I’m tired of being the sacrificial lamb for billionaires in New York and Washington, D.C.
Thirty cents of every dollar paid for beef cattle depends on exports. We effectively shut down our largest export market.
More farmers and ranchers are going bankrupt this year than have thrown in the towel since the 1980’s when interest rates hovered around 25 percent.
Our politicians worry about national security. The most important aspect of national security is feeding our citizens. That’s hard when we don’t raise our own food anymore. Just ask Greece.
I’ve been tired of being the sacrificial lamb for a long time, though, more than 20 years.
So I started direct marketing beef and lamb. The other day, the Marias River Livestock Association asked me to share what I do and how I do it.
I started with a crop failure.
I had a heifer who was not pregnant. If I hauled her to the auction alone, I knew I would get far less than market price. Buyers just naturally think something must be wrong with a bovine that was sent to market alone.
I looked at that heifer. I had not given her any hormones or fed any grain, just grass and hay.
So I asked the meat manager at a natural food store if he needed any natural, grass-fed beef. Turns out, he did. Suddenly, I was in the grass-fed beef business.
That began a steep learning curve of finding a processor who actually does what I need, following laws to keep customers safe and finding customers.
Mostly, I learned to change my mindset.
Instead of looking around to see what I had, I learned to look around to see what people needed.
They didn’t need four fat hooves on the ground. They needed steaks in airtight frozen packages.
All I had to do was get those hooves killed, cut and wrapped, then get them to the customer.
And I found out that people want to hear about how I did that. I spend a lot of time educating customers about how I run the ranch. I’m glad to because more people need to know.
I spend a lot of time visiting with processors, too. Finding a good processor is like finding a good lawyer or doctor. It’s a word-of-mouth crapshoot. I use two processors, both for about eight years now. We depend on one another.
I know I shouldn’t take beef to them during July, August or September when county and state fairs are in full swing. They are busy and, just like me when I’m busy, they might make a mistake. We avoid mistakes if we can.
I finally figured out that the inspectors from the department of livestock and health department are on my team, too. I quit resenting their rules because I don’t want to inadvertently make someone sick and lose the whole ranch. I know my meat depot inspector will find something wrong every time – that’s his job after all – so I am sure to leave the floor dirty. My meat isn’t going to hit the floor anyway and that way, we’re both happy.
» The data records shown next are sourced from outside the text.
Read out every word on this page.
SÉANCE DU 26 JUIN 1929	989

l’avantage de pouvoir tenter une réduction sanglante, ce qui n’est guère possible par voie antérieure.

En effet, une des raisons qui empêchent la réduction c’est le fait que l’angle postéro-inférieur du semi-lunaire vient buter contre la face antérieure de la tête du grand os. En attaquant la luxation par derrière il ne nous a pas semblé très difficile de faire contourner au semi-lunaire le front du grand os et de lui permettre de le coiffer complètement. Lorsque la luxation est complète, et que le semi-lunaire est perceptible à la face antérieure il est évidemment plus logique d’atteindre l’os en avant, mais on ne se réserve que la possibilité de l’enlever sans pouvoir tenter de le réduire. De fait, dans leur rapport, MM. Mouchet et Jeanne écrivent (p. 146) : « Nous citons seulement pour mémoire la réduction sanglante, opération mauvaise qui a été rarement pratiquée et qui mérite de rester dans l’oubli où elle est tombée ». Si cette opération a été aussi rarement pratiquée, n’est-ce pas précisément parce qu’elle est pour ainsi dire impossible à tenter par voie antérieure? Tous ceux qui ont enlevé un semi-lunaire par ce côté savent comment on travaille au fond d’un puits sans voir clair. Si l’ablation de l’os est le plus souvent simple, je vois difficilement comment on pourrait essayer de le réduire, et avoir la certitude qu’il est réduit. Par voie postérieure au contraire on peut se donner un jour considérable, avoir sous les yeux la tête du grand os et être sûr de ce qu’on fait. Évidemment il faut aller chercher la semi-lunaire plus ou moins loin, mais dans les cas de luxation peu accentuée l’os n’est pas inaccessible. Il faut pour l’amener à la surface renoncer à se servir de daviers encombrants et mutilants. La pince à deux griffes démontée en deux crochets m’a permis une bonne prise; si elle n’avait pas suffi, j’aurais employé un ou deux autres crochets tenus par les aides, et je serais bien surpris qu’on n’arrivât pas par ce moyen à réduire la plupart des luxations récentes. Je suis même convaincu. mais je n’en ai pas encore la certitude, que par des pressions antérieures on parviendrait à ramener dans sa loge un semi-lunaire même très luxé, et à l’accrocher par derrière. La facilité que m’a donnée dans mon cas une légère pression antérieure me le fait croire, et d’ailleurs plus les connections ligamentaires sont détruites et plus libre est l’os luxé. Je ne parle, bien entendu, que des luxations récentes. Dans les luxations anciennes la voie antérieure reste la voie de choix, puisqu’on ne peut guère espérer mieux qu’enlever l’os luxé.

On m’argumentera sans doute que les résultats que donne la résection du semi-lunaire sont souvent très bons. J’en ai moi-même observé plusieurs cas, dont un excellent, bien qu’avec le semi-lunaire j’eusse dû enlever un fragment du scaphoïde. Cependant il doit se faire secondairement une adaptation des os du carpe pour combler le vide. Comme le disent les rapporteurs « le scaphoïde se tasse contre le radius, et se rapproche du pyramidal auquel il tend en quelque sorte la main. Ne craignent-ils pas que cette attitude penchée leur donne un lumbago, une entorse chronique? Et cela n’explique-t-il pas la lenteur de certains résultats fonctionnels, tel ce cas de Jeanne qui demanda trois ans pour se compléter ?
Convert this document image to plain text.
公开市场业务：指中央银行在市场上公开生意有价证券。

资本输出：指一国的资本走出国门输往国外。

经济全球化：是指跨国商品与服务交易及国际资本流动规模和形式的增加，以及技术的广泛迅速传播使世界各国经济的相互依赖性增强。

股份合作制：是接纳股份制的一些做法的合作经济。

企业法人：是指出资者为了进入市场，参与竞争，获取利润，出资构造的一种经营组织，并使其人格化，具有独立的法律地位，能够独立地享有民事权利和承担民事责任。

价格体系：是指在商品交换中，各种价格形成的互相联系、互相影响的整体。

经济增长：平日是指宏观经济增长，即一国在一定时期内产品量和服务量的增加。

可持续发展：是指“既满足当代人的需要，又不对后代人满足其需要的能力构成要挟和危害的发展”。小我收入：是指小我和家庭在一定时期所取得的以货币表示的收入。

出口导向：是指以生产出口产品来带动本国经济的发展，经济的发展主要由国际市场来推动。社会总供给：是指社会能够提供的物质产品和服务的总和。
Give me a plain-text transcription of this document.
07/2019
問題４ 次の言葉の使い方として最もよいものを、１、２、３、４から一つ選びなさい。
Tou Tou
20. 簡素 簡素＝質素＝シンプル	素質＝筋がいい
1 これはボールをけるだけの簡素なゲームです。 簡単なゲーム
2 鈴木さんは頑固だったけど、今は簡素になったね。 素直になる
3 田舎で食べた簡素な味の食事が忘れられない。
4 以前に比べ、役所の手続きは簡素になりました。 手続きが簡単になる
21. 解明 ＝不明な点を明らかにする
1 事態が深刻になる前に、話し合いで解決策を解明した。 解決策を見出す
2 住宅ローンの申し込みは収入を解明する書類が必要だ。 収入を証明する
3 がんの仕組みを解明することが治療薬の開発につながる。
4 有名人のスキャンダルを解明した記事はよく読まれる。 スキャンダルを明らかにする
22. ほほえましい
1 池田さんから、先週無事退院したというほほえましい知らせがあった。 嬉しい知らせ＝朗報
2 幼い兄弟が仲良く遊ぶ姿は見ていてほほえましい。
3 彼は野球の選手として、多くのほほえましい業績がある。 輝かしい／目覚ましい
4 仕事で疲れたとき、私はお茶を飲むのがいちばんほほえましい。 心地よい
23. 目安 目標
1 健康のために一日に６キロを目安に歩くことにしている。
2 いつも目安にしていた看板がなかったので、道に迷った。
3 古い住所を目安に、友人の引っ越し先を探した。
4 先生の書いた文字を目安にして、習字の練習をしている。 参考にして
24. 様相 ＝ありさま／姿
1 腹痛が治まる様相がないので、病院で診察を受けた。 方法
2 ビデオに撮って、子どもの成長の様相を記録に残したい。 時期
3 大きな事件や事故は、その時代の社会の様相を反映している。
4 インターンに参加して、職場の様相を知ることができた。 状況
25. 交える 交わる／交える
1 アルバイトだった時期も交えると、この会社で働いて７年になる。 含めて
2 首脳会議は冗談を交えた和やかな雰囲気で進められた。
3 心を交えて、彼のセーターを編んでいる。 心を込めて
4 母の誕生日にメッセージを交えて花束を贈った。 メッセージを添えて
For a long time, I resisted taking credit cards and having a web site. Sales doubled when I kicked and screamed all the way into the 21st century.
Mostly, I learned to listen to the people who want good meat. I learn from their various perspectives about everything from allergies to nutrition to recipes. When they ask me how to cook a roast, I give them the single no-fail method that keeps my kids alive.
After all, we’re all in this together.